А вот если бедняга повинен в заговоре против короля, виселицы уже недостаточно: осужденного, привязанного к лошади, волокут по улицам. Лошадь скачет галопом, и к тому времени, когда смертника притащат к эшафоту, жизнь едва теплится в нем.
Фальшивомонетчиков варят заживо. Чеканить деньги — это важнейшая привилегия короля и высочайших принцев, поэтому неудивительно, что такое преступление наказывается жестоко. Смерть превращается в мучительную и продолжительную пытку.
Колдунов, еретиков, отравителей сжигают на костре, предварительно выставив у позорного столба на Рыночной площади. И те, кого сжигают на «быстром огне», могут считать, что им повезло.

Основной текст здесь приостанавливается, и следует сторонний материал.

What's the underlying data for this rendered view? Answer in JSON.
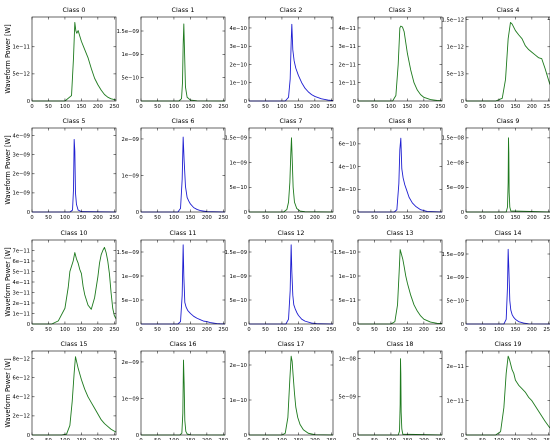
{
  "figure": {
    "ylabel": "Waveform Power [W]",
    "xlabel": "Range Bin",
    "xticks": [
      0,
      50,
      100,
      150,
      200,
      250
    ],
    "colors": {
      "green": "#1e7a1e",
      "blue": "#1f1fd1",
      "axis": "#000000"
    }
  },
  "chart_data": [
    {
      "type": "line",
      "title": "Class 0",
      "color": "green",
      "ylim": [
        0,
        1.55e-11
      ],
      "yticks": [
        5e-12,
        1e-11
      ],
      "ytick_labels": [
        "5e−12",
        "1e−11"
      ],
      "xlim": [
        0,
        255
      ],
      "x": [
        0,
        100,
        120,
        126,
        130,
        133,
        136,
        140,
        145,
        150,
        160,
        170,
        180,
        190,
        200,
        210,
        220,
        230,
        240,
        255
      ],
      "y": [
        0,
        0,
        1e-12,
        8e-12,
        1.45e-11,
        1.3e-11,
        1.25e-11,
        1.3e-11,
        1.2e-11,
        1.1e-11,
        9.5e-12,
        8e-12,
        6e-12,
        4.2e-12,
        3e-12,
        2e-12,
        1.2e-12,
        7e-13,
        4e-13,
        2e-13
      ]
    },
    {
      "type": "line",
      "title": "Class 1",
      "color": "green",
      "ylim": [
        0,
        1.8e-09
      ],
      "yticks": [
        5e-10,
        1e-09,
        1.5e-09
      ],
      "ytick_labels": [
        "5e−10",
        "1e−09",
        "1.5e−09"
      ],
      "xlim": [
        0,
        255
      ],
      "x": [
        0,
        115,
        123,
        126,
        128,
        130,
        132,
        135,
        140,
        150,
        170,
        255
      ],
      "y": [
        0,
        0,
        5e-11,
        4e-10,
        1.2e-09,
        1.65e-09,
        1.1e-09,
        3e-10,
        8e-11,
        2e-11,
        5e-12,
        0
      ]
    },
    {
      "type": "line",
      "title": "Class 2",
      "color": "blue",
      "ylim": [
        0,
        4.6e-10
      ],
      "yticks": [
        1e-10,
        2e-10,
        3e-10,
        4e-10
      ],
      "ytick_labels": [
        "1e−10",
        "2e−10",
        "3e−10",
        "4e−10"
      ],
      "xlim": [
        0,
        255
      ],
      "x": [
        0,
        110,
        120,
        125,
        128,
        130,
        133,
        137,
        142,
        150,
        160,
        170,
        180,
        190,
        200,
        220,
        240,
        255
      ],
      "y": [
        0,
        0,
        2e-11,
        1.2e-10,
        3.2e-10,
        4.2e-10,
        2.8e-10,
        2.2e-10,
        1.8e-10,
        1.4e-10,
        1e-10,
        7e-11,
        5e-11,
        3.5e-11,
        2.5e-11,
        1.2e-11,
        5e-12,
        2e-12
      ]
    },
    {
      "type": "line",
      "title": "Class 3",
      "color": "green",
      "ylim": [
        0,
        4.6e-11
      ],
      "yticks": [
        1e-11,
        2e-11,
        3e-11,
        4e-11
      ],
      "ytick_labels": [
        "1e−11",
        "2e−11",
        "3e−11",
        "4e−11"
      ],
      "xlim": [
        0,
        255
      ],
      "x": [
        0,
        105,
        115,
        122,
        127,
        130,
        135,
        140,
        145,
        150,
        160,
        170,
        180,
        190,
        200,
        220,
        240,
        255
      ],
      "y": [
        0,
        0,
        3e-12,
        2e-11,
        4e-11,
        4.1e-11,
        4.05e-11,
        3.8e-11,
        3.2e-11,
        2.6e-11,
        1.7e-11,
        1e-11,
        6e-12,
        3.5e-12,
        2e-12,
        8e-13,
        3e-13,
        1e-13
      ]
    },
    {
      "type": "line",
      "title": "Class 4",
      "color": "green",
      "ylim": [
        0,
        1.55e-12
      ],
      "yticks": [
        5e-13,
        1e-12,
        1.5e-12
      ],
      "ytick_labels": [
        "5e−13",
        "1e−12",
        "1.5e−12"
      ],
      "xlim": [
        0,
        255
      ],
      "x": [
        0,
        90,
        110,
        120,
        128,
        135,
        140,
        150,
        160,
        170,
        180,
        190,
        200,
        210,
        220,
        230,
        240,
        250,
        255
      ],
      "y": [
        0,
        0,
        5e-14,
        4e-13,
        1.15e-12,
        1.45e-12,
        1.42e-12,
        1.3e-12,
        1.22e-12,
        1.15e-12,
        1.02e-12,
        9.5e-13,
        9e-13,
        8.5e-13,
        8e-13,
        7.8e-13,
        6e-13,
        4e-13,
        3e-13
      ]
    },
    {
      "type": "line",
      "title": "Class 5",
      "color": "blue",
      "ylim": [
        0,
        4.4e-09
      ],
      "yticks": [
        1e-09,
        2e-09,
        3e-09,
        4e-09
      ],
      "ytick_labels": [
        "1e−09",
        "2e−09",
        "3e−09",
        "4e−09"
      ],
      "xlim": [
        0,
        255
      ],
      "x": [
        0,
        115,
        123,
        126,
        128,
        130,
        132,
        135,
        140,
        150,
        255
      ],
      "y": [
        0,
        0,
        1e-10,
        1.2e-09,
        3.8e-09,
        3.2e-09,
        1e-09,
        4e-10,
        1e-10,
        2e-11,
        0
      ]
    },
    {
      "type": "line",
      "title": "Class 6",
      "color": "blue",
      "ylim": [
        0,
        2.3e-09
      ],
      "yticks": [
        1e-09,
        2e-09
      ],
      "ytick_labels": [
        "1e−09",
        "2e−09"
      ],
      "xlim": [
        0,
        255
      ],
      "x": [
        0,
        112,
        120,
        125,
        128,
        131,
        135,
        140,
        145,
        150,
        160,
        170,
        180,
        200,
        255
      ],
      "y": [
        0,
        0,
        1e-10,
        9e-10,
        2.05e-09,
        1.4e-09,
        7e-10,
        4e-10,
        3e-10,
        2.2e-10,
        1.2e-10,
        7e-11,
        4e-11,
        1e-11,
        0
      ]
    },
    {
      "type": "line",
      "title": "Class 7",
      "color": "green",
      "ylim": [
        0,
        1.7e-09
      ],
      "yticks": [
        5e-10,
        1e-09,
        1.5e-09
      ],
      "ytick_labels": [
        "5e−10",
        "1e−09",
        "1.5e−09"
      ],
      "xlim": [
        0,
        255
      ],
      "x": [
        0,
        105,
        115,
        120,
        124,
        127,
        129,
        131,
        134,
        138,
        145,
        155,
        170,
        255
      ],
      "y": [
        0,
        0,
        5e-11,
        2e-10,
        6e-10,
        1.2e-09,
        1.5e-09,
        1.1e-09,
        5e-10,
        2e-10,
        7e-11,
        2e-11,
        5e-12,
        0
      ]
    },
    {
      "type": "line",
      "title": "Class 8",
      "color": "blue",
      "ylim": [
        0,
        7.4e-10
      ],
      "yticks": [
        2e-10,
        4e-10,
        6e-10
      ],
      "ytick_labels": [
        "2e−10",
        "4e−10",
        "6e−10"
      ],
      "xlim": [
        0,
        255
      ],
      "x": [
        0,
        110,
        118,
        124,
        127,
        130,
        133,
        137,
        142,
        148,
        155,
        165,
        175,
        190,
        210,
        255
      ],
      "y": [
        0,
        0,
        2e-11,
        2.5e-10,
        5.5e-10,
        6.5e-10,
        3.8e-10,
        3e-10,
        2.4e-10,
        1.9e-10,
        1.3e-10,
        8e-11,
        5e-11,
        2e-11,
        5e-12,
        0
      ]
    },
    {
      "type": "line",
      "title": "Class 9",
      "color": "green",
      "ylim": [
        0,
        1.7e-08
      ],
      "yticks": [
        5e-09,
        1e-08,
        1.5e-08
      ],
      "ytick_labels": [
        "5e−09",
        "1e−08",
        "1.5e−08"
      ],
      "xlim": [
        0,
        255
      ],
      "x": [
        0,
        122,
        126,
        128,
        129,
        130,
        131,
        133,
        136,
        255
      ],
      "y": [
        0,
        0,
        1e-09,
        6e-09,
        1.5e-08,
        1.2e-08,
        4e-09,
        1e-09,
        2e-10,
        0
      ]
    },
    {
      "type": "line",
      "title": "Class 10",
      "color": "green",
      "ylim": [
        0,
        8e-11
      ],
      "yticks": [
        1e-11,
        2e-11,
        3e-11,
        4e-11,
        5e-11,
        6e-11,
        7e-11
      ],
      "ytick_labels": [
        "1e−11",
        "2e−11",
        "3e−11",
        "4e−11",
        "5e−11",
        "6e−11",
        "7e−11"
      ],
      "xlim": [
        0,
        255
      ],
      "x": [
        0,
        60,
        80,
        100,
        110,
        115,
        120,
        125,
        130,
        135,
        140,
        145,
        150,
        155,
        160,
        170,
        180,
        190,
        200,
        205,
        210,
        215,
        220,
        225,
        230,
        235,
        240,
        245,
        250,
        255
      ],
      "y": [
        0,
        0,
        3e-12,
        1.5e-11,
        3.5e-11,
        5e-11,
        5.5e-11,
        6e-11,
        6.8e-11,
        6.2e-11,
        5.8e-11,
        5.2e-11,
        4.8e-11,
        3.6e-11,
        2.8e-11,
        1.8e-11,
        1.4e-11,
        2.5e-11,
        4.5e-11,
        5.8e-11,
        6.6e-11,
        7e-11,
        7.3e-11,
        6.8e-11,
        6e-11,
        4.8e-11,
        3e-11,
        1.5e-11,
        8e-12,
        5e-12
      ]
    },
    {
      "type": "line",
      "title": "Class 11",
      "color": "blue",
      "ylim": [
        0,
        1.75e-09
      ],
      "yticks": [
        5e-10,
        1e-09,
        1.5e-09
      ],
      "ytick_labels": [
        "5e−10",
        "1e−09",
        "1.5e−09"
      ],
      "xlim": [
        0,
        255
      ],
      "x": [
        0,
        112,
        120,
        125,
        128,
        130,
        133,
        137,
        142,
        150,
        160,
        170,
        180,
        190,
        200,
        210,
        220,
        230,
        240,
        255
      ],
      "y": [
        0,
        0,
        5e-11,
        6e-10,
        1.65e-09,
        1e-09,
        4.5e-10,
        3.5e-10,
        2.8e-10,
        2.2e-10,
        1.6e-10,
        1.2e-10,
        9e-11,
        6e-11,
        5e-11,
        3e-11,
        2e-11,
        1e-11,
        5e-12,
        0
      ]
    },
    {
      "type": "line",
      "title": "Class 12",
      "color": "blue",
      "ylim": [
        0,
        1.75e-09
      ],
      "yticks": [
        5e-10,
        1e-09,
        1.5e-09
      ],
      "ytick_labels": [
        "5e−10",
        "1e−09",
        "1.5e−09"
      ],
      "xlim": [
        0,
        255
      ],
      "x": [
        0,
        112,
        120,
        125,
        128,
        130,
        133,
        136,
        140,
        145,
        150,
        160,
        170,
        190,
        210,
        255
      ],
      "y": [
        0,
        0,
        1e-10,
        7e-10,
        1.65e-09,
        1.1e-09,
        6e-10,
        4e-10,
        3.2e-10,
        2.4e-10,
        1.8e-10,
        1e-10,
        6e-11,
        2e-11,
        5e-12,
        0
      ]
    },
    {
      "type": "line",
      "title": "Class 13",
      "color": "green",
      "ylim": [
        0,
        1.75e-10
      ],
      "yticks": [
        5e-11,
        1e-10,
        1.5e-10
      ],
      "ytick_labels": [
        "5e−11",
        "1e−10",
        "1.5e−10"
      ],
      "xlim": [
        0,
        255
      ],
      "x": [
        0,
        100,
        112,
        120,
        125,
        128,
        132,
        136,
        140,
        145,
        150,
        160,
        170,
        180,
        190,
        200,
        220,
        240,
        255
      ],
      "y": [
        0,
        0,
        5e-12,
        4e-11,
        1.1e-10,
        1.55e-10,
        1.45e-10,
        1.35e-10,
        1.2e-10,
        1e-10,
        8.5e-11,
        6e-11,
        4e-11,
        2.7e-11,
        1.7e-11,
        1e-11,
        4e-12,
        1.5e-12,
        1e-12
      ]
    },
    {
      "type": "line",
      "title": "Class 14",
      "color": "blue",
      "ylim": [
        0,
        1.8e-09
      ],
      "yticks": [
        5e-10,
        1e-09,
        1.5e-09
      ],
      "ytick_labels": [
        "5e−10",
        "1e−09",
        "1.5e−09"
      ],
      "xlim": [
        0,
        255
      ],
      "x": [
        0,
        115,
        122,
        126,
        128,
        130,
        133,
        136,
        140,
        145,
        150,
        160,
        175,
        190,
        255
      ],
      "y": [
        0,
        0,
        1e-10,
        8e-10,
        1.6e-09,
        1.2e-09,
        5e-10,
        3e-10,
        2e-10,
        1.4e-10,
        1e-10,
        5e-11,
        2e-11,
        5e-12,
        0
      ]
    },
    {
      "type": "line",
      "title": "Class 15",
      "color": "green",
      "ylim": [
        0,
        8.8e-12
      ],
      "yticks": [
        2e-12,
        4e-12,
        6e-12,
        8e-12
      ],
      "ytick_labels": [
        "2e−12",
        "4e−12",
        "6e−12",
        "8e−12"
      ],
      "xlim": [
        0,
        255
      ],
      "x": [
        0,
        90,
        105,
        115,
        122,
        128,
        132,
        136,
        140,
        145,
        150,
        160,
        170,
        180,
        190,
        200,
        210,
        220,
        230,
        240,
        255
      ],
      "y": [
        0,
        0,
        1e-13,
        1e-12,
        3.5e-12,
        6.5e-12,
        8.2e-12,
        7.6e-12,
        7e-12,
        6.4e-12,
        5.8e-12,
        4.8e-12,
        4e-12,
        3.4e-12,
        2.8e-12,
        2.2e-12,
        1.6e-12,
        1.2e-12,
        9e-13,
        6e-13,
        3e-13
      ]
    },
    {
      "type": "line",
      "title": "Class 16",
      "color": "green",
      "ylim": [
        0,
        2.3e-09
      ],
      "yticks": [
        1e-09,
        2e-09
      ],
      "ytick_labels": [
        "1e−09",
        "2e−09"
      ],
      "xlim": [
        0,
        255
      ],
      "x": [
        0,
        118,
        124,
        127,
        129,
        131,
        133,
        136,
        140,
        150,
        255
      ],
      "y": [
        0,
        0,
        5e-11,
        6e-10,
        2.05e-09,
        1.4e-09,
        4e-10,
        1e-10,
        3e-11,
        5e-12,
        0
      ]
    },
    {
      "type": "line",
      "title": "Class 17",
      "color": "green",
      "ylim": [
        0,
        2.4e-10
      ],
      "yticks": [
        1e-10,
        2e-10
      ],
      "ytick_labels": [
        "1e−10",
        "2e−10"
      ],
      "xlim": [
        0,
        255
      ],
      "x": [
        0,
        100,
        110,
        118,
        124,
        128,
        131,
        134,
        138,
        142,
        148,
        155,
        165,
        180,
        200,
        255
      ],
      "y": [
        0,
        0,
        5e-12,
        5e-11,
        1.6e-10,
        2.25e-10,
        2.1e-10,
        1.7e-10,
        1.2e-10,
        8e-11,
        5e-11,
        3e-11,
        1.5e-11,
        5e-12,
        1e-12,
        0
      ]
    },
    {
      "type": "line",
      "title": "Class 18",
      "color": "green",
      "ylim": [
        0,
        1.1e-08
      ],
      "yticks": [
        5e-09,
        1e-08
      ],
      "ytick_labels": [
        "5e−09",
        "1e−08"
      ],
      "xlim": [
        0,
        255
      ],
      "x": [
        0,
        122,
        126,
        128,
        129,
        130,
        131,
        133,
        136,
        255
      ],
      "y": [
        0,
        0,
        5e-10,
        4e-09,
        1e-08,
        8e-09,
        3e-09,
        8e-10,
        1e-10,
        0
      ]
    },
    {
      "type": "line",
      "title": "Class 19",
      "color": "green",
      "ylim": [
        0,
        2.45e-11
      ],
      "yticks": [
        1e-11,
        2e-11
      ],
      "ytick_labels": [
        "1e−11",
        "2e−11"
      ],
      "xlim": [
        0,
        255
      ],
      "x": [
        0,
        90,
        105,
        115,
        122,
        128,
        132,
        136,
        140,
        145,
        150,
        160,
        170,
        180,
        190,
        200,
        210,
        220,
        230,
        240,
        255
      ],
      "y": [
        0,
        0,
        1e-12,
        8e-12,
        1.8e-11,
        2.3e-11,
        2.2e-11,
        2.05e-11,
        1.9e-11,
        1.8e-11,
        1.6e-11,
        1.45e-11,
        1.35e-11,
        1.25e-11,
        1.1e-11,
        1e-11,
        8.5e-12,
        7e-12,
        5.5e-12,
        4e-12,
        2e-12
      ]
    }
  ]
}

Для людей благородного сословия такие виды смерти считаются позорными. Бывает, король из милости заменяет такую казнь на более подобающую дворянину: обезглавливание или четвертование.
На колесование сходятся поглазеть зеваки даже из других кварталов. Вообще же всякая казнь — зрелище, любимое городскими жителями. И поскольку зрелищ подобного рода в городе обычно хватает, горожанин еще может попривередничать, оценивая работу палача.
Казнь женщин не пользуется особыми симпатиями толпы. Люди собираются посмотреть, разве что если преступница хороша собой или очень известна в городе. Сама же процедура скучна: женщин вешать не принято, подвергать другим видам казни тоже — их просто закапывают живьем. Бывает, женщина хитрит, пытаясь избежать казни, приносит присягу, что она беременна. Присяга присягой, но к ней направляют опытных старух, и те определяют, правду ли сказала несчастная. Если солгала, закапывают, если сказала правду — тоже, но после рождения ребенка. Дитя отдают родственникам или, если таковых не найдется, в приют. Правда, подобная отсрочка нередко спасает жизнь осужденной: уж так в Майяре принято, что, если в высочайшей семье благополучно разрешится от бремени знатная дама, беременную узницу отпускают на свободу с полным прощением, если грех ее не слишком велик (воровство или скупка краденого), или же битую кнутом.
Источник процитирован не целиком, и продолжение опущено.